Dificulties: It shouldn't harvest the same query instance twice, e.g. if a query takes 10 seconds to run, and it polls every 1 second, it should not record the query 10 times, it should log the query from the last poll where it was seen before it went away (you can tell by the time column in processlist how long it has been running and thus distinguish whether it is the same query or another one much like it running again on the same thread.

This should also be runnable in "auxiliary" mode, where the only thing we care about is the memory_used column. We want to take the query and memory usage and send it up to the SSM server for integration of the memory usage information, rather than replacement of information coming from the slow log. So there would be a separate thread running to fetch this and push it up to SSM server to integrate.

Thing that makes this harder is that it looks like processlist is limited to 64K: https://jira.mariadb.org/browse/MDEV-24139 which means that the query we get from there could be truncated, while the one in the slow log will be complete.

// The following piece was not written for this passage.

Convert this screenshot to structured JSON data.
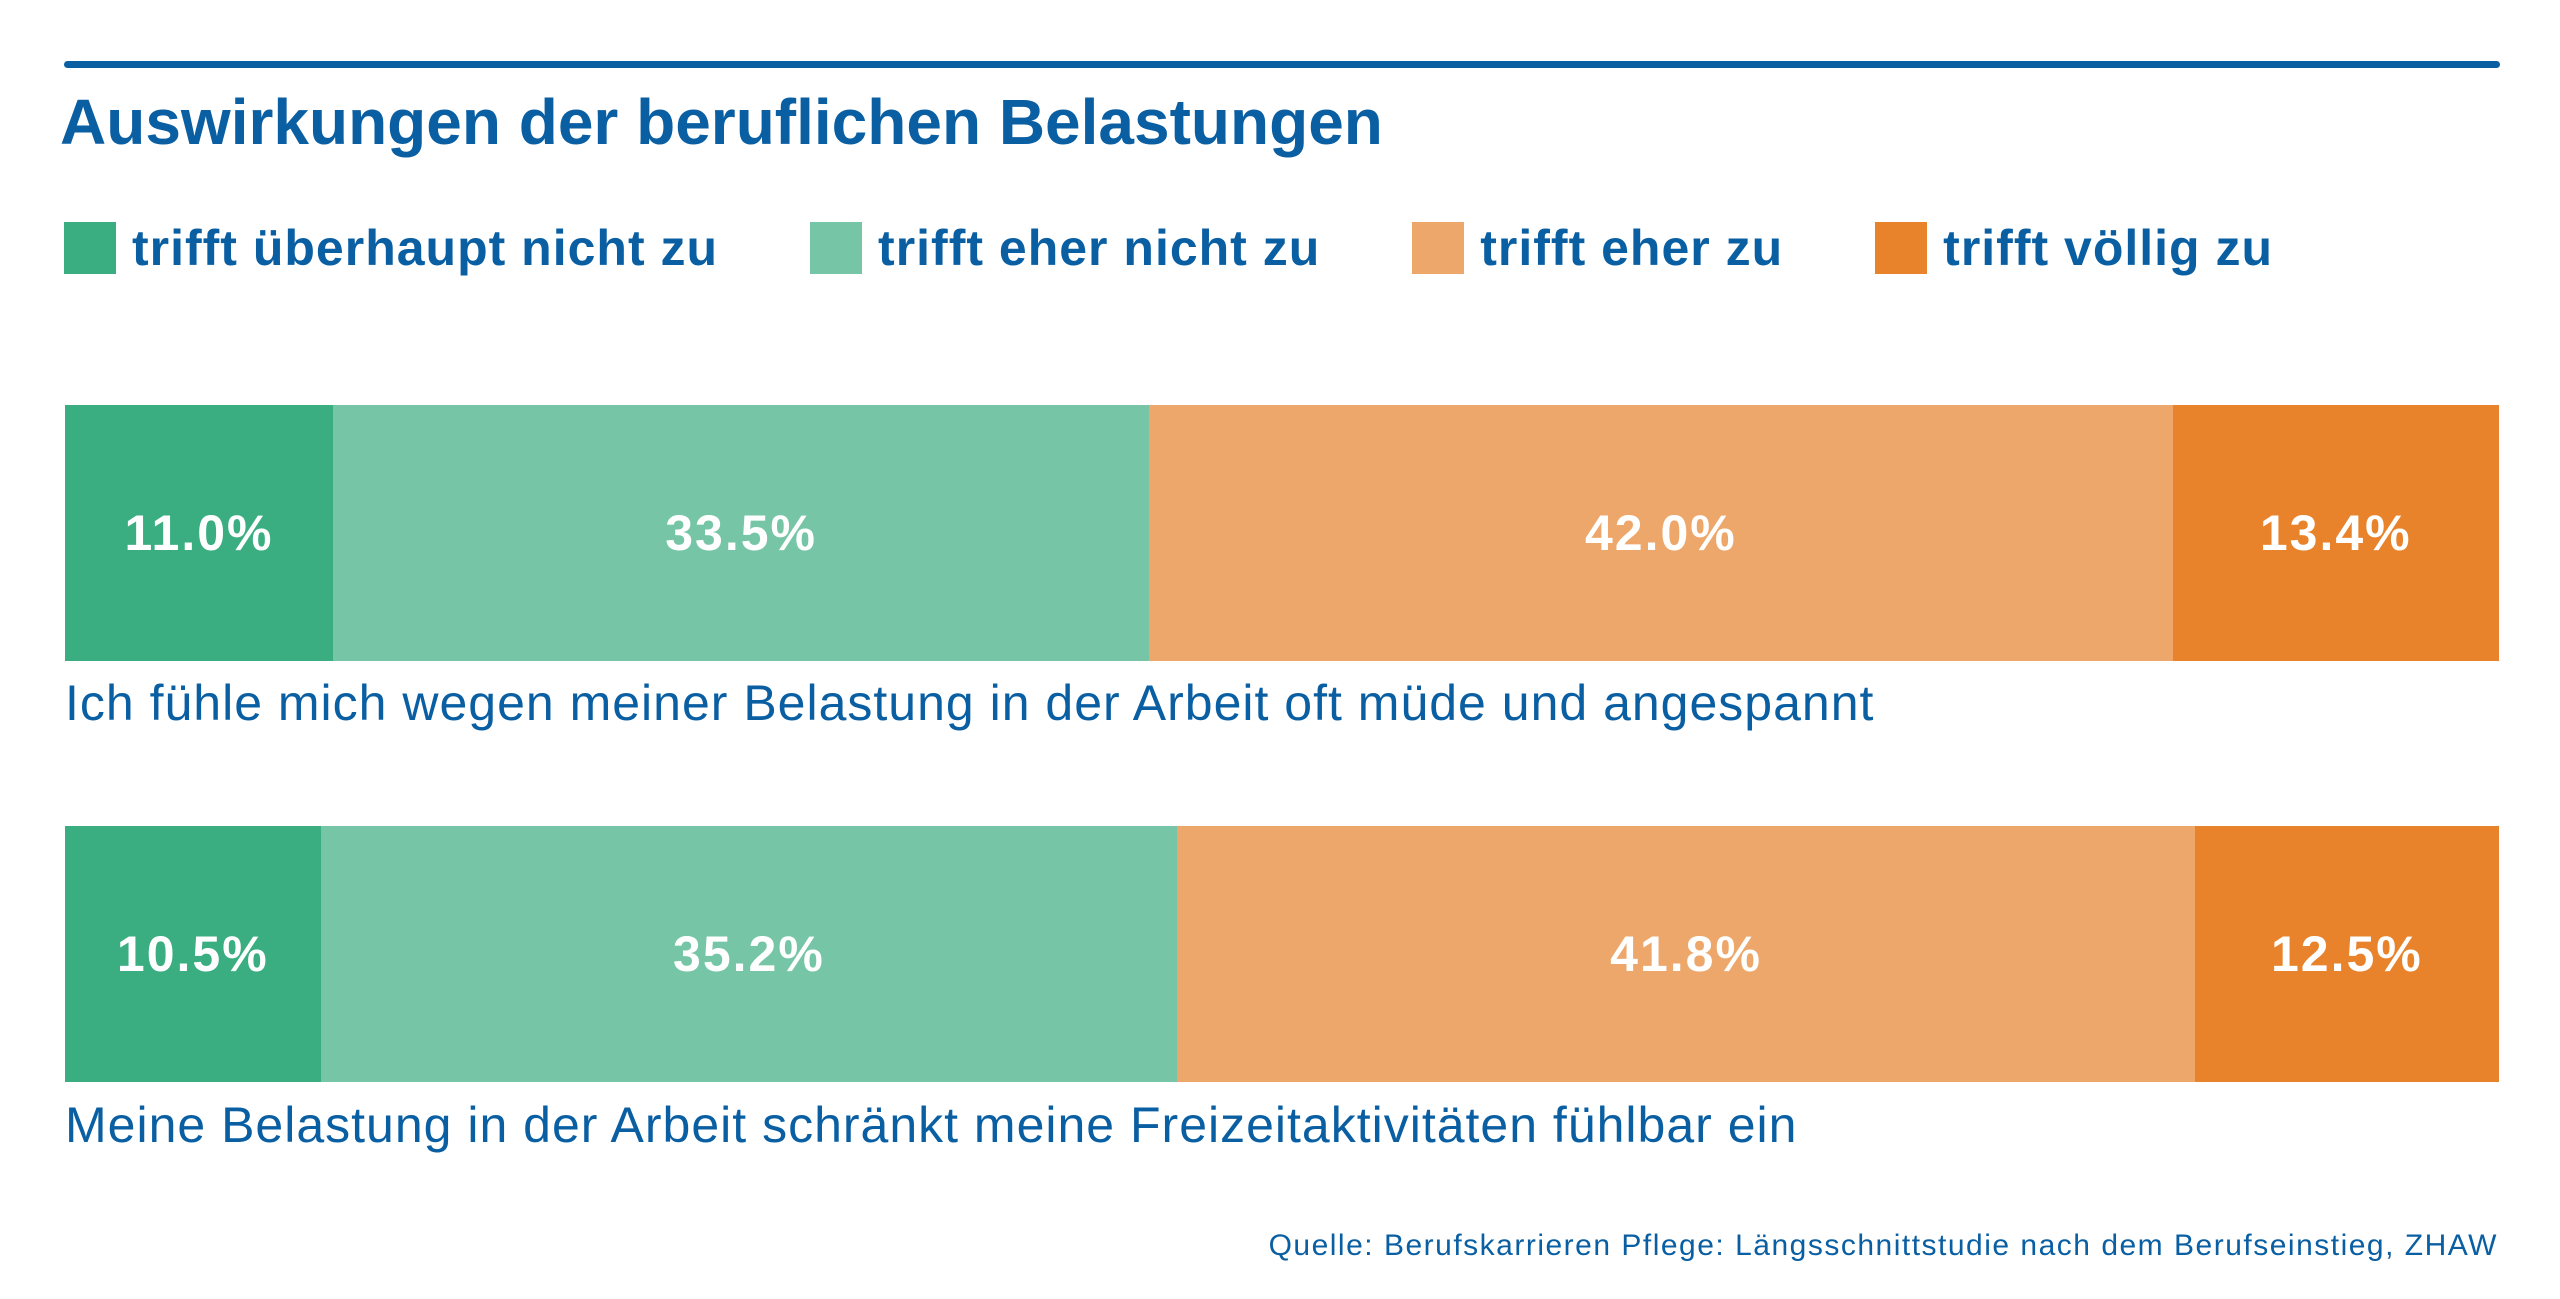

So we may have to guess that if the left(query, 65535) matches, and the time is an approximate match (within a few seconds) and whatever other metadata we have matches (e.g. user, host, thread id), we may have to assume it is the same query.

The idea is to track the min/max/avg memory_used for queries.

Reason why this is useful is because some systems have to execute badly written queries that can use hundreds of megabytes of RAM, in part because they need huge tmp_table_size to also be set (or they grind to a halt when they get swapped out to disk). And this would allow for finding queries by most memory used to try to do something about them and prevent out-of-memory conditions.

We would also need an additional sortable column in QAN web interface for the memory_used data.